Creating terrain. Figure 1
The box was formed into a series of valleys, ridges, plains and basins using our hands and a shovel. To make the surveying easier on ourselves we made sure that all of our terrain features were below the edge of the box or lower than our 0 point as you can see in figures 2 and 3.

Figure 2

Figure 3
Once the terrain was complete we began to set up our grid for surveying. We used thumb tacks spaced 5 cm apart to attach the string which we ran length wise on the box. We then placed meter sticks across the width of the box to create our 10x10 cm grid pattern as seen in figure 4.

5x5 cm grid system. Figure 4
Once we had the grid set up we took depth measurements from the center of the grid squares down from our 0 point or the string height. We recorded all of these values and ended up with the chart below in figure 5. 

Field notes. Figure 5
Then to make the next step of this project easier where we have to make an electronic terrain model these points were put into an Excel Spread sheet laid out the same way as our original point chart. (Figure 6) All of our z values are negative because we were measuring down from the rim of the box and none of our model terrain came above the rim of the box.
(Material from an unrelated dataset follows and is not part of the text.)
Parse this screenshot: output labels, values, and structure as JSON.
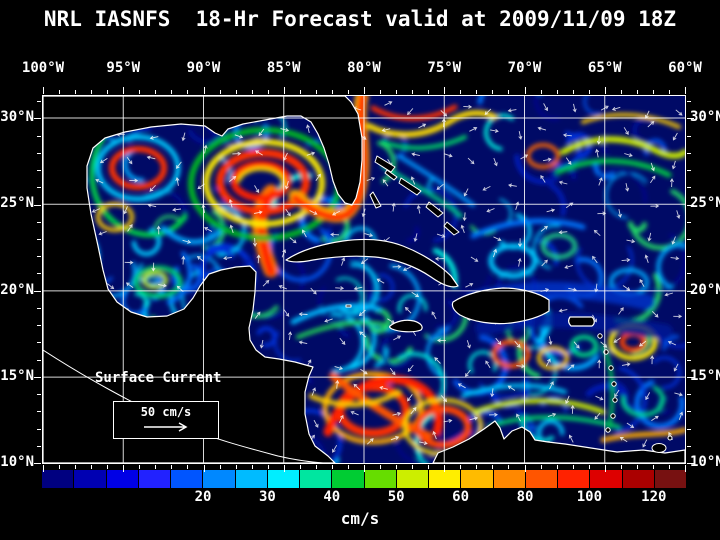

In total we ended up with 253 measurement points. Ranging from depths of 0 to 19 cm.

Excel grid points. Figure 6

Discussion

The surveying method we chose was fairly efficient and we completed the exercise in a pretty timely manner. From the beginning of or terrain shaping to measuring the last point took about an hour and a half, which I think we were all thankful for because it was rather cold outside. The accuracy of our data points is fairly high, I would say, with the possibility of some human error in the measurement method or the data transfer from paper to excel sheet. Overall though I think our methodology was very solid and I expect the electronic terrain model to show that.

Conclusion

The skills learned and used in this exercise are very applicable to real life situations when working out in the field. Being given a task with little direction on how to complete the task forced us to think out side the box, get creative, and work effectively in a group setting to complete this exercise.